Le gouvernement russe avait demandé la mise en place d'un plan de dopage pour l'équipe nationale de soccer en vue du Mondial 2018 à domicile, affirme le magazine allemand Der Spiegel dans son édition à paraître samedi.

Selon Der Spiegel, le gouvernement avait chargé Grigory Rodchenkov, au coeur du dopage des athlètes russes pour les JO de Sotchi 2014, de lancer un plan similaire pour les joueurs de soccer.

Chef du laboratoire antidopage de Moscou pendant dix ans, jusqu'en 2015, Rodchenkov s'est enfui aux Etats-Unis, avec l'aide du réalisateur de documentaires américain Bryan Fogel.

« Après Sotchi, il avait la charge de préparer le programme de dopage pour le Mondial-2018 de soccer », affirme M. Fogel au Spiegel. « Grigory était déjà en pleins préparatifs lorsque tout a été découvert », ajoute-t-il.

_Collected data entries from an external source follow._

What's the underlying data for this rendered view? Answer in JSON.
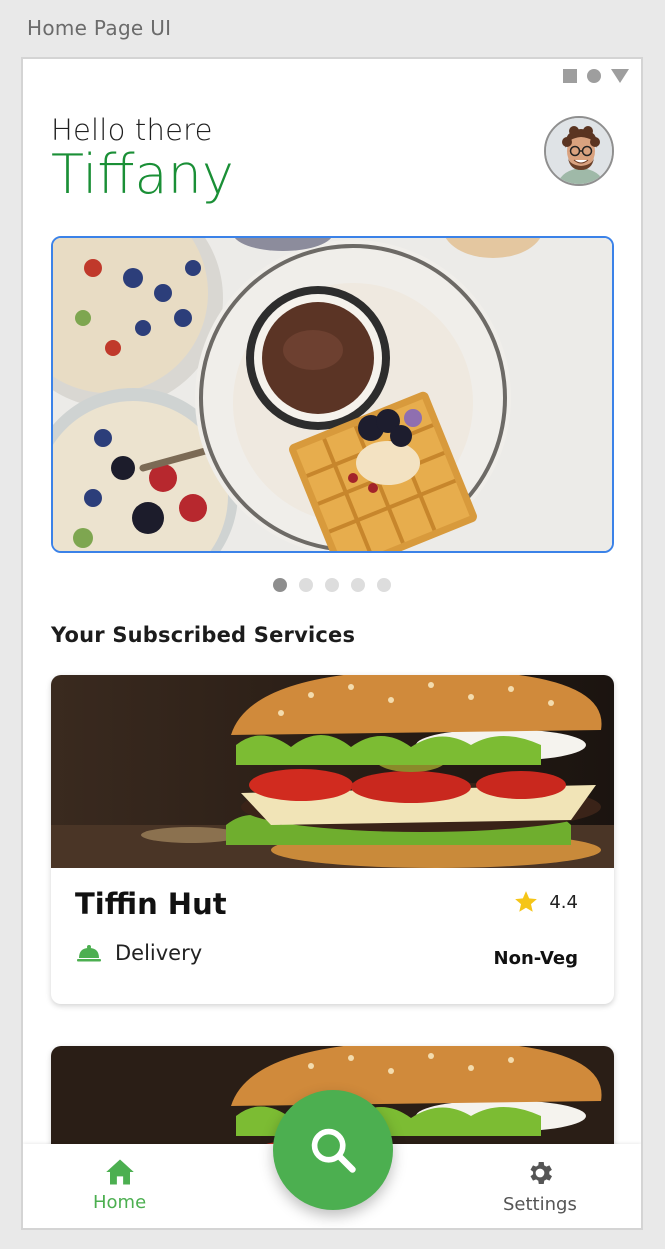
{
  "frame": {
    "title": "Home Page UI"
  },
  "header": {
    "greeting": "Hello there",
    "user_name": "Tiffany"
  },
  "carousel": {
    "slide_count": 5,
    "active_index": 0
  },
  "section": {
    "title": "Your Subscribed Services"
  },
  "services": [
    {
      "name": "Tiffin Hut",
      "rating": "4.4",
      "service_type": "Delivery",
      "food_type": "Non-Veg"
    }
  ],
  "nav": {
    "home_label": "Home",
    "settings_label": "Settings"
  },
  "colors": {
    "brand_green": "#4caf50",
    "name_green": "#1a8f36",
    "banner_border": "#3b82e8",
    "star": "#f5c518"
  },
  "icons": {
    "home": "home-icon",
    "settings": "gear-icon",
    "search": "search-icon",
    "delivery": "cloche-icon",
    "rating": "star-icon"
  }
}
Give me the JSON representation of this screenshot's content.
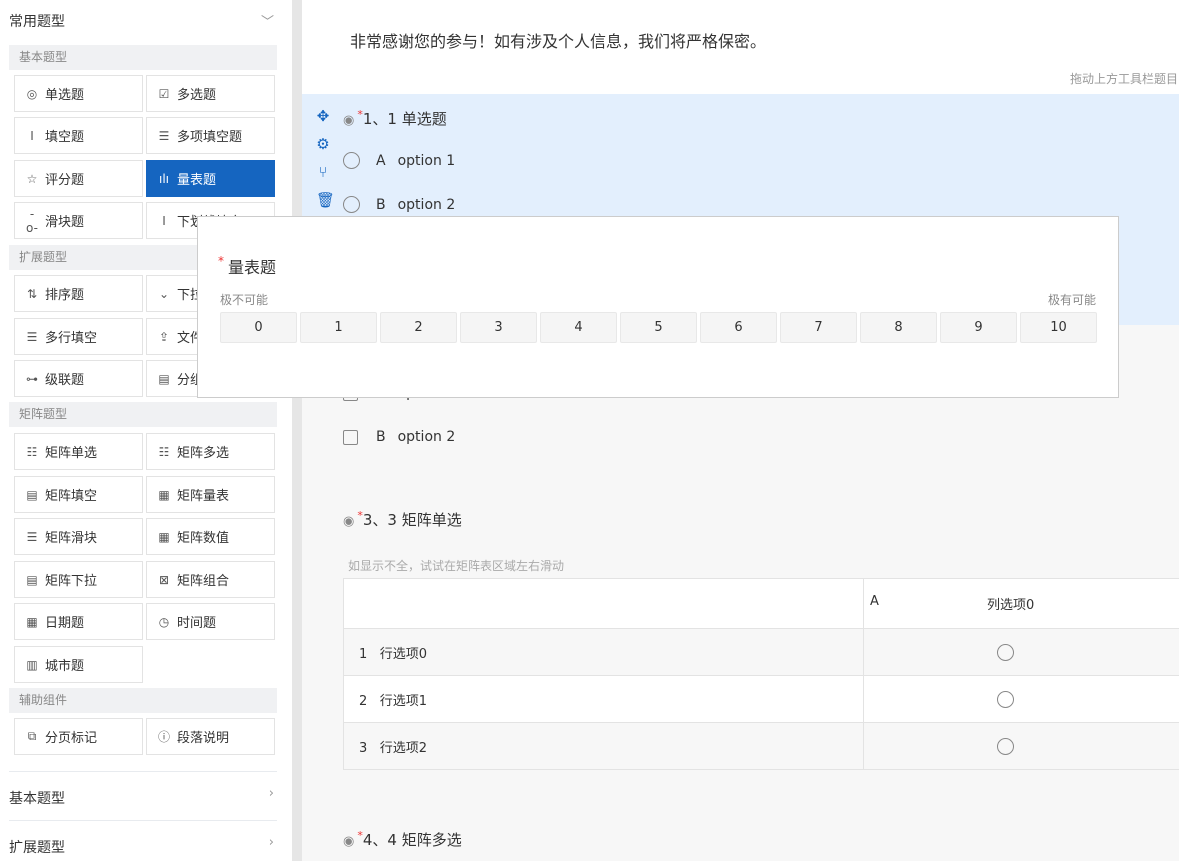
{
  "sidebar": {
    "common_title": "常用题型",
    "groups": [
      {
        "label": "基本题型",
        "items": [
          "单选题",
          "多选题",
          "填空题",
          "多项填空题",
          "评分题",
          "量表题",
          "滑块题",
          "下划线填空"
        ]
      },
      {
        "label": "扩展题型",
        "items": [
          "排序题",
          "下拉题",
          "多行填空",
          "文件上传",
          "级联题",
          "分组题"
        ]
      },
      {
        "label": "矩阵题型",
        "items": [
          "矩阵单选",
          "矩阵多选",
          "矩阵填空",
          "矩阵量表",
          "矩阵滑块",
          "矩阵数值",
          "矩阵下拉",
          "矩阵组合",
          "日期题",
          "时间题",
          "城市题"
        ]
      },
      {
        "label": "辅助组件",
        "items": [
          "分页标记",
          "段落说明"
        ]
      }
    ],
    "active_item": "量表题",
    "collapsed_sections": [
      "基本题型",
      "扩展题型"
    ]
  },
  "main": {
    "intro": "非常感谢您的参与！如有涉及个人信息，我们将严格保密。",
    "drag_hint": "拖动上方工具栏题目",
    "q1": {
      "title": "1、1  单选题",
      "options": [
        {
          "letter": "A",
          "text": "option 1"
        },
        {
          "letter": "B",
          "text": "option 2"
        }
      ]
    },
    "q2": {
      "options": [
        {
          "letter": "A",
          "text": "option 1"
        },
        {
          "letter": "B",
          "text": "option 2"
        }
      ]
    },
    "q3": {
      "title": "3、3  矩阵单选",
      "hint": "如显示不全，试试在矩阵表区域左右滑动",
      "col_letter": "A",
      "col_label": "列选项0",
      "rows": [
        {
          "num": "1",
          "label": "行选项0"
        },
        {
          "num": "2",
          "label": "行选项1"
        },
        {
          "num": "3",
          "label": "行选项2"
        }
      ]
    },
    "q4": {
      "title": "4、4  矩阵多选"
    },
    "required_mark": "*"
  },
  "popup": {
    "title": "量表题",
    "low_label": "极不可能",
    "high_label": "极有可能",
    "scale": [
      "0",
      "1",
      "2",
      "3",
      "4",
      "5",
      "6",
      "7",
      "8",
      "9",
      "10"
    ]
  },
  "colors": {
    "accent": "#1565c0",
    "selected_bg": "#e3effd",
    "required": "#ee3333"
  }
}
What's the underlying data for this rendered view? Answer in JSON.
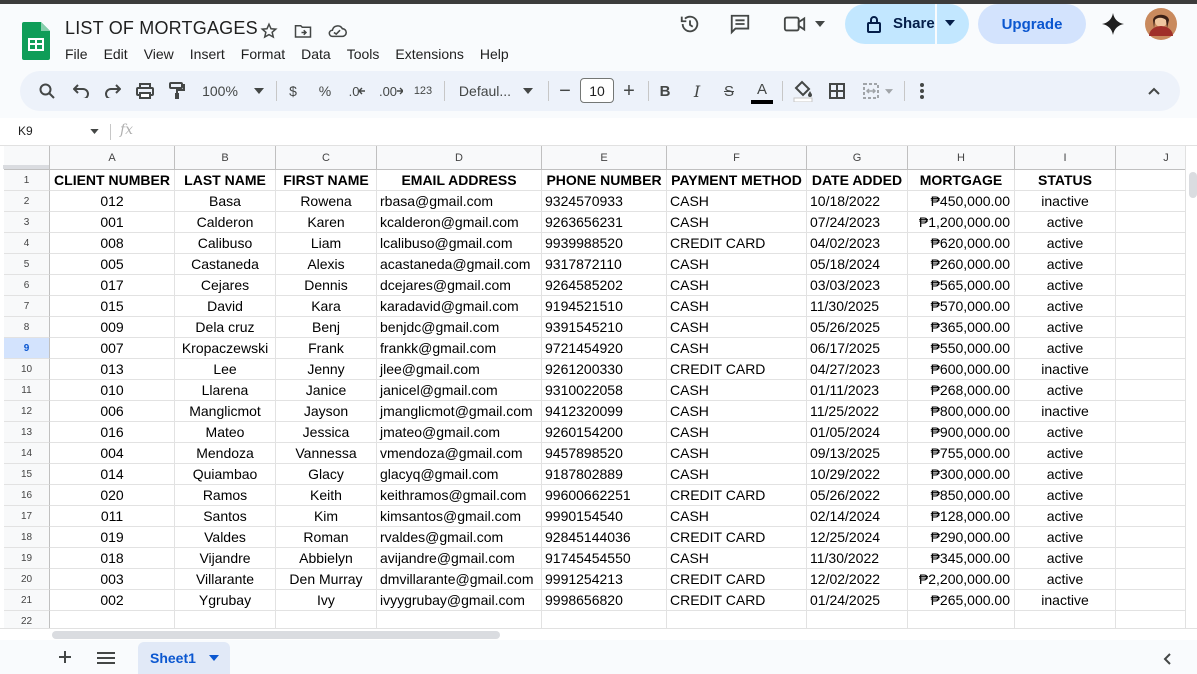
{
  "doc": {
    "title": "LIST OF MORTGAGES"
  },
  "menu": [
    "File",
    "Edit",
    "View",
    "Insert",
    "Format",
    "Data",
    "Tools",
    "Extensions",
    "Help"
  ],
  "actions": {
    "share_label": "Share",
    "upgrade_label": "Upgrade"
  },
  "toolbar": {
    "zoom": "100%",
    "currency": "$",
    "percent": "%",
    "dec_decrease": ".0",
    "dec_increase": ".00",
    "number_format": "123",
    "font": "Defaul...",
    "font_size": "10",
    "bold": "B",
    "italic": "I",
    "strike": "S",
    "text_color": "A"
  },
  "formula_bar": {
    "name_box": "K9",
    "fx": "fx"
  },
  "columns": [
    "A",
    "B",
    "C",
    "D",
    "E",
    "F",
    "G",
    "H",
    "I",
    "J"
  ],
  "row_numbers": [
    "1",
    "2",
    "3",
    "4",
    "5",
    "6",
    "7",
    "8",
    "9",
    "10",
    "11",
    "12",
    "13",
    "14",
    "15",
    "16",
    "17",
    "18",
    "19",
    "20",
    "21",
    "22"
  ],
  "selected_row": "9",
  "headers": [
    "CLIENT NUMBER",
    "LAST NAME",
    "FIRST NAME",
    "EMAIL ADDRESS",
    "PHONE NUMBER",
    "PAYMENT METHOD",
    "DATE ADDED",
    "MORTGAGE",
    "STATUS"
  ],
  "rows": [
    [
      "012",
      "Basa",
      "Rowena",
      "rbasa@gmail.com",
      "9324570933",
      "CASH",
      "10/18/2022",
      "₱450,000.00",
      "inactive"
    ],
    [
      "001",
      "Calderon",
      "Karen",
      "kcalderon@gmail.com",
      "9263656231",
      "CASH",
      "07/24/2023",
      "₱1,200,000.00",
      "active"
    ],
    [
      "008",
      "Calibuso",
      "Liam",
      "lcalibuso@gmail.com",
      "9939988520",
      "CREDIT CARD",
      "04/02/2023",
      "₱620,000.00",
      "active"
    ],
    [
      "005",
      "Castaneda",
      "Alexis",
      "acastaneda@gmail.com",
      "9317872110",
      "CASH",
      "05/18/2024",
      "₱260,000.00",
      "active"
    ],
    [
      "017",
      "Cejares",
      "Dennis",
      "dcejares@gmail.com",
      "9264585202",
      "CASH",
      "03/03/2023",
      "₱565,000.00",
      "active"
    ],
    [
      "015",
      "David",
      "Kara",
      "karadavid@gmail.com",
      "9194521510",
      "CASH",
      "11/30/2025",
      "₱570,000.00",
      "active"
    ],
    [
      "009",
      "Dela cruz",
      "Benj",
      "benjdc@gmail.com",
      "9391545210",
      "CASH",
      "05/26/2025",
      "₱365,000.00",
      "active"
    ],
    [
      "007",
      "Kropaczewski",
      "Frank",
      "frankk@gmail.com",
      "9721454920",
      "CASH",
      "06/17/2025",
      "₱550,000.00",
      "active"
    ],
    [
      "013",
      "Lee",
      "Jenny",
      "jlee@gmail.com",
      "9261200330",
      "CREDIT CARD",
      "04/27/2023",
      "₱600,000.00",
      "inactive"
    ],
    [
      "010",
      "Llarena",
      "Janice",
      "janicel@gmail.com",
      "9310022058",
      "CASH",
      "01/11/2023",
      "₱268,000.00",
      "active"
    ],
    [
      "006",
      "Manglicmot",
      "Jayson",
      "jmanglicmot@gmail.com",
      "9412320099",
      "CASH",
      "11/25/2022",
      "₱800,000.00",
      "inactive"
    ],
    [
      "016",
      "Mateo",
      "Jessica",
      "jmateo@gmail.com",
      "9260154200",
      "CASH",
      "01/05/2024",
      "₱900,000.00",
      "active"
    ],
    [
      "004",
      "Mendoza",
      "Vannessa",
      "vmendoza@gmail.com",
      "9457898520",
      "CASH",
      "09/13/2025",
      "₱755,000.00",
      "active"
    ],
    [
      "014",
      "Quiambao",
      "Glacy",
      "glacyq@gmail.com",
      "9187802889",
      "CASH",
      "10/29/2022",
      "₱300,000.00",
      "active"
    ],
    [
      "020",
      "Ramos",
      "Keith",
      "keithramos@gmail.com",
      "99600662251",
      "CREDIT CARD",
      "05/26/2022",
      "₱850,000.00",
      "active"
    ],
    [
      "011",
      "Santos",
      "Kim",
      "kimsantos@gmail.com",
      "9990154540",
      "CASH",
      "02/14/2024",
      "₱128,000.00",
      "active"
    ],
    [
      "019",
      "Valdes",
      "Roman",
      "rvaldes@gmail.com",
      "92845144036",
      "CREDIT CARD",
      "12/25/2024",
      "₱290,000.00",
      "active"
    ],
    [
      "018",
      "Vijandre",
      "Abbielyn",
      "avijandre@gmail.com",
      "91745454550",
      "CASH",
      "11/30/2022",
      "₱345,000.00",
      "active"
    ],
    [
      "003",
      "Villarante",
      "Den Murray",
      "dmvillarante@gmail.com",
      "9991254213",
      "CREDIT CARD",
      "12/02/2022",
      "₱2,200,000.00",
      "active"
    ],
    [
      "002",
      "Ygrubay",
      "Ivy",
      "ivyygrubay@gmail.com",
      "9998656820",
      "CREDIT CARD",
      "01/24/2025",
      "₱265,000.00",
      "inactive"
    ]
  ],
  "sheet_tab": "Sheet1",
  "colors": {
    "accent": "#0b57d0",
    "share_bg": "#c2e7ff",
    "upgrade_bg": "#d3e3fd",
    "sheets_green": "#0f9d58"
  }
}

Interrogé par le magazine allemand, le vice-premier ministre russe Vitali Moutko, également chef du comité d'organisation du Mondial, a répondu : « L'État n'a aucun moyen de contrôler le travail d'un directeur de laboratoire (...) Il était mondialement reconnu et engagé comme expert pour les jeux Olympiques, nous avons évidemment pensé que tout était normal ».

En juin dernier, le juriste canadien Richard McLaren, auteur d'un rapport explosif sur le dopage en Russie publié en 2016, affirmait avoir des indices graves sur des cas dans le monde du soccer. Interrogé par la chaîne allemande ARD, il citait des échanges de mails entre hauts responsables russes datés de 2015 laissent entendre que des échantillons d'urine positifs avaient été remplacés par des échantillons « propres ».

« Des informations que nous avons, nous pouvons conclure qu'il y avait un système (de dissimulation) différent pour le soccer », en parallèle au système déjà dénoncé pour les autres sports, disait-il.

Menacé de « suicide »

Selon le Spiegel, le système mis en place à Sotchi devait être reproduit pour le Mondial-2018. Pendant les JO d'hiver 2014, Rodchenkov a de son propre aveu substitué des échantillons d'urine propre à des échantillons contaminés d'athlètes russes, comme l'a montré l'explosif documentaire "Icarus" réalisé par Bryan Fogel et diffusé sur Netflix.

Le 9 novembre 2015, l'AMA avait accusé le scientifique, sur la foi d'un rapport de 335 pages découlant d'une enquête de 11 mois, d'être le cerveau derrière l'entreprise massive de dopage sponsorisée par le gouvernement russe.

Dans les cinq jours qui ont suivi, M. Rodchenkov a été forcé de démissionner, a vu son laboratoire fermé et des agents des services secrets russes (FSB) débarquer chez lui. Des contacts lui ont dit que le renseignement russe préparait son « suicide ».

Affolé, il a fui aux États-Unis avec un billet d'avion acheté par Bryan Fogel. Il est arrivé chez lui à Los Angeles avec un disque dur prouvant que le programme de dopage sponsorisé par l'État durait depuis des décennies, non seulement en athlétisme mais à travers tout le spectre des sports russes.

Selon Rodchenkov, 30 des 73 médailles russes à Pékin en 2008 ont été obtenues grâce au dopage, et au moins la moitié des 81 médailles remportées à Londres en 2012.